Our car recently broke down, and it would have cost more than it was worth to fix it. After looking around for several weeks, we found out a friend of mine was selling one of her cars, and we soon realized it would be perfect for our current situation. Everyone involved was excited, but we soon ran into a snafu. I hadn’t ever bought a car from a private party before. She had never sold one. I looked around online for advice. There were a lot of articles about what you should look for when looking at a car, but there was little about the actual transfer of ownership. Fortunately, we figured it out, and I can now share my experience with you.
The first thing we did was write up a bill of sale. Included in the bill of sale were our names and addresses, a description of the car (including VIN#), and an agreement that the car was sold “as is, no warranty.” We each signed the agreement, and we kept a copy for our records. With the signed agreement, I bought insurance for the car, because in order to continue I would need proof of insurance. I would also need my driver’s license.
Once the agreement was final, we notarized the title. A notary fee is typically only $5.00, and most tag offices have notaries for the purpose of car titles. You can also usually find a notary at your bank, post office, or court house. The notary watches both parties sign the title. I paid my friend for the car and received the title. As I was buying from a friend we didn’t worry too much about the money/title exchange. When buying from a stranger you will want to bring cash and receive the title at the same time they receive the money. You may also want to wait to buy insurance when the notarized title is actually in your hand. The DMV will then send off your notarized title so that you will get a new one. You will need to pay for the transfer, the notary, and the tax on the car. This total cost typically runs 3-5% of the cars selling price. I paid $3000 for my car and just under $150 for tax, title, and notary. My friend who bought a $12,000 car paid around $450.

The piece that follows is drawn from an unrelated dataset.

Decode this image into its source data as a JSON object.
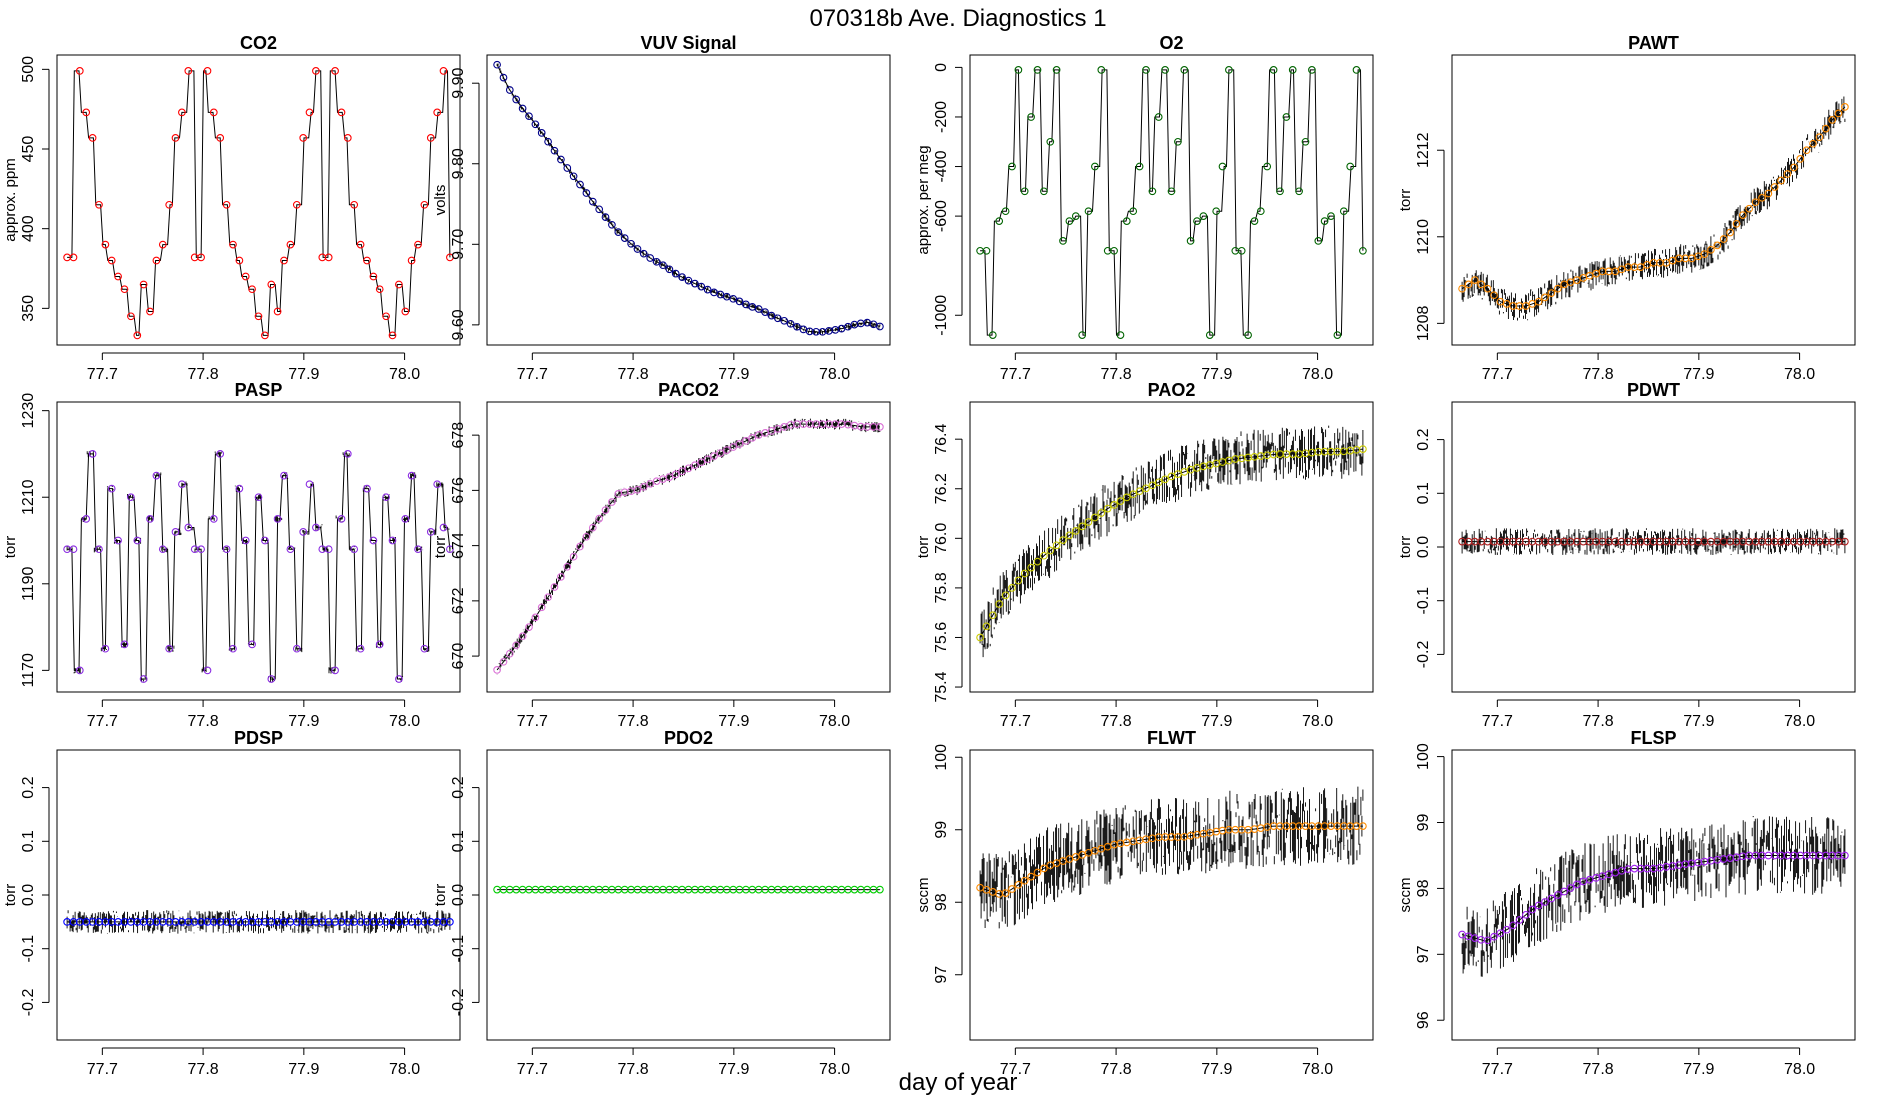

At any rate, I was mobile again! Or…was I? My “new” car now needed a tag. This caused a bit of a problem, because an inspection sticker is required to get a tag here in NC. In order to get the car inspected I was going to have to drive it, but I couldn’t drive it without a tag. In most states, the DMN will provide you with a temporary tag if needed. North Carolina does not give out temporary tags. Instead, you receive a 10-day travel permit to carry with you. If you get pulled over, you show your temporary travel permit to explain why you do not have a tag. It is still important to drive the car as little as possible while you do not have an official license plate. If you are pulled over with your travel permit, you will still receive a warning ticket. This is because the police must document all traffic stops. After the car is inspected, the DMV will give you a license plate. Make sure that you have screws to screw the plate onto your car. I got mine at the DMV, but they are also available at most auto parts stores.
In short, buying a car can be an overwhelming process. You need to have a bill of sale, a notarized title, proof of insurance, and your driver’s license in order to transfer the title. Be prepared to pay a little more out of pocket at that time. You will receive either a temporary tag or, in NC, a 10-day travel permit. After an inspection you will have license and registration once again. Happy Driving.